Murphy was humiliated. He sent Lee a box of long-stem roses with the buds cut off and a note that read: ”Dear Peggy, I think you know what to do with these…”

He studied music and theatre at Syracuse University, graduating in 1953. That year, Sammy Davis Jr. heard Murphy at a jam session and invited the singer to join him onstage.

After his first album was released in 1957, Murphy appeared several times on The Steve Allen Show. He moved to Los Angeles, and briefly worked as a pianist for the comic Don Rickles.

Murphy was sort of rediscovered in the 1990s and his supple voice never seemed to age.

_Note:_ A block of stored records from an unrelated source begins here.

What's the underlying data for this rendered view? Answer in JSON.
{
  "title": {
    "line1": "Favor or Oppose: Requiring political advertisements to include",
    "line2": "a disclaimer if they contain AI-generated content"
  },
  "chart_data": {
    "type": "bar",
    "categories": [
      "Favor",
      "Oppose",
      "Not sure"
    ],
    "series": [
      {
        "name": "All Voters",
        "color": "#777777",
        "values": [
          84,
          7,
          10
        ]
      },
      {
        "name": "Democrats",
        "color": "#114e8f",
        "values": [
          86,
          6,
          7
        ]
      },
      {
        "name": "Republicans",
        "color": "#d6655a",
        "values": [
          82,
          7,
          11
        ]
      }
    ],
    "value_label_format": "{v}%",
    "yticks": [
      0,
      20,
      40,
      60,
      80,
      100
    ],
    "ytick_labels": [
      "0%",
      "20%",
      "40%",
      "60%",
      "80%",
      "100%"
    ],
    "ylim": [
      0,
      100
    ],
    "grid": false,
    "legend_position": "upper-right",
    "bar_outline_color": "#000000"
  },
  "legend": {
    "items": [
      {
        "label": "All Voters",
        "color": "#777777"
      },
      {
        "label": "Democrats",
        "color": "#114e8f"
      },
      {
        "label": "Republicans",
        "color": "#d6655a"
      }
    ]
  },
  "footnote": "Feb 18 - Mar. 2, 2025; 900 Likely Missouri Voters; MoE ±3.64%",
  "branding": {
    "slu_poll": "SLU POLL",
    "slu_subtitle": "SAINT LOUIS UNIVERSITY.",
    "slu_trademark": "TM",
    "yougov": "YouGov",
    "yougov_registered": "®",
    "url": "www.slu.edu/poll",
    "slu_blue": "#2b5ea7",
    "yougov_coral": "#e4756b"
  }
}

He taught master classes and singing and came to be recognized as one of the most innovative jazz singers of his generation.

Murphy made some of his most heartfelt albums late in his career, including Once To Every Heart (2005) and Love Is What Stays (2007).

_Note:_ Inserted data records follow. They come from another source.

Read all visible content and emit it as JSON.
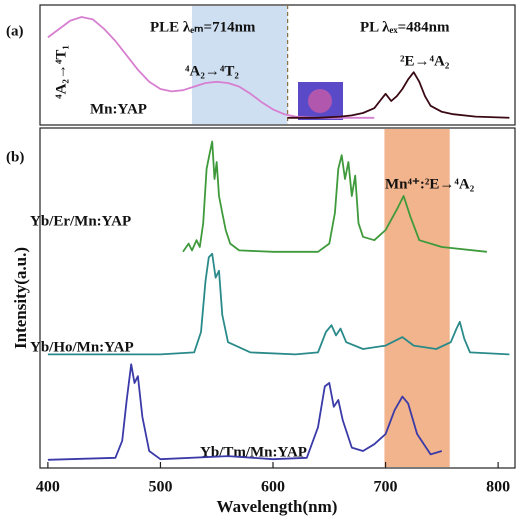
{
  "chart_data": [
    {
      "type": "line",
      "panel": "(a)",
      "xlim": [
        393,
        815
      ],
      "ylim": [
        0,
        100
      ],
      "shaded": {
        "xrange": [
          528,
          613
        ],
        "color": "#cfdff2"
      },
      "vline": 613,
      "annotations": [
        "⁴A₂→⁴T₁",
        "⁴A₂→⁴T₂",
        "²E→⁴A₂",
        "Mn:YAP"
      ],
      "series": [
        {
          "name": "PLE λₑₘ=714nm",
          "color": "#d77fd0",
          "x": [
            400,
            410,
            420,
            430,
            440,
            450,
            460,
            470,
            480,
            490,
            500,
            510,
            520,
            530,
            540,
            550,
            560,
            570,
            580,
            590,
            600,
            610,
            620,
            640,
            660,
            690
          ],
          "values": [
            73,
            80,
            87,
            90,
            88,
            80,
            70,
            58,
            46,
            36,
            30,
            28,
            29,
            32,
            35,
            36,
            35,
            32,
            26,
            19,
            13,
            9,
            7,
            6,
            6,
            6
          ]
        },
        {
          "name": "PL λₑₓ=484nm",
          "color": "#3a0a14",
          "x": [
            613,
            640,
            660,
            670,
            680,
            690,
            695,
            700,
            705,
            710,
            715,
            720,
            725,
            730,
            735,
            740,
            750,
            760,
            780,
            810
          ],
          "values": [
            6,
            6,
            7,
            8,
            10,
            14,
            20,
            26,
            20,
            24,
            30,
            38,
            44,
            36,
            24,
            16,
            11,
            9,
            7,
            6
          ]
        }
      ]
    },
    {
      "type": "line",
      "panel": "(b)",
      "xlim": [
        393,
        815
      ],
      "ylim": [
        0,
        100
      ],
      "xticks": [
        400,
        500,
        600,
        700,
        800
      ],
      "xlabel": "Wavelength(nm)",
      "ylabel": "Intensity(a.u.)",
      "shaded": {
        "xrange": [
          699,
          757
        ],
        "color": "#f2b48c"
      },
      "annotations": [
        "Mn⁴⁺:²E→⁴A₂"
      ],
      "series": [
        {
          "name": "Yb/Er/Mn:YAP",
          "color": "#3f9a3c",
          "x": [
            520,
            525,
            528,
            532,
            535,
            538,
            541,
            544,
            546,
            548,
            550,
            552,
            555,
            558,
            562,
            570,
            600,
            640,
            650,
            655,
            658,
            661,
            664,
            667,
            670,
            673,
            676,
            680,
            690,
            700,
            710,
            716,
            722,
            730,
            750,
            790
          ],
          "values": [
            63.6,
            66,
            64,
            67,
            65,
            72,
            88,
            93,
            96,
            85,
            90,
            80,
            75,
            70,
            66,
            64,
            63.6,
            63.6,
            66,
            75,
            88,
            92,
            85,
            90,
            80,
            86,
            72,
            68,
            67,
            70,
            76,
            80,
            74,
            67,
            65,
            63.6
          ]
        },
        {
          "name": "Yb/Ho/Mn:YAP",
          "color": "#2a8a8a",
          "x": [
            400,
            500,
            530,
            536,
            540,
            543,
            546,
            549,
            552,
            555,
            560,
            580,
            620,
            640,
            647,
            652,
            656,
            660,
            665,
            680,
            700,
            715,
            725,
            745,
            758,
            763,
            766,
            770,
            775,
            810
          ],
          "values": [
            33.4,
            33.4,
            34,
            40,
            55,
            62,
            63,
            56,
            58,
            45,
            37,
            34,
            33.4,
            34,
            40,
            42,
            39,
            41,
            37,
            35,
            36,
            38.5,
            36,
            35,
            37,
            41,
            43,
            38,
            34,
            33.4
          ]
        },
        {
          "name": "Yb/Tm/Mn:YAP",
          "color": "#3a3aa8",
          "x": [
            400,
            460,
            466,
            470,
            474,
            477,
            480,
            484,
            490,
            500,
            560,
            600,
            630,
            640,
            646,
            650,
            654,
            658,
            662,
            670,
            680,
            690,
            700,
            708,
            715,
            720,
            728,
            740,
            750
          ],
          "values": [
            2.4,
            3,
            8,
            20,
            30.5,
            25,
            27,
            15,
            5,
            2.6,
            3.5,
            2.6,
            3,
            12,
            24,
            25,
            18,
            20,
            14,
            6,
            5,
            7,
            10,
            17,
            21,
            19,
            10,
            4,
            5
          ]
        }
      ]
    }
  ]
}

Although he rarely spoke about his private life. He grew used to the snide whispers and disapproving stares because he was gay. By the late 1970s he and his partner Eddie O’Sullivan, whom he had met in London, had settled in San Francisco, where they could feel comfortably out-of-the-closet. In his curly brown toupee, mustache, bell-bottoms, and tee-shirt, Murphy sang at clubs in the Bay Area. He had an RV that he drove to out-of-town gigs. O’Sullivan was taken by the plague in 1990.

1975, via Wikkimedia Commons

Listening to him while composing this post, he sings some of my favorite songs: It Might As Well Be Spring, with the cautiousness of a man who couldn’t quite trust happiness; a chilling downward take on a much darker view of the season with Spring Can Really Hang You Up The Most; his voice full of surprises with ghostly wails, falsetto highs, and descents into bass territory. He does I’ve Got You Under My Skin at an incredibly slow tempo that is almost like a meditation.

Murphy took that final curtain call in 2015, after years of being a resident the Lillian Booth Actors Home in Englewood, NJ. He was 83-years old, taken by pneumonia.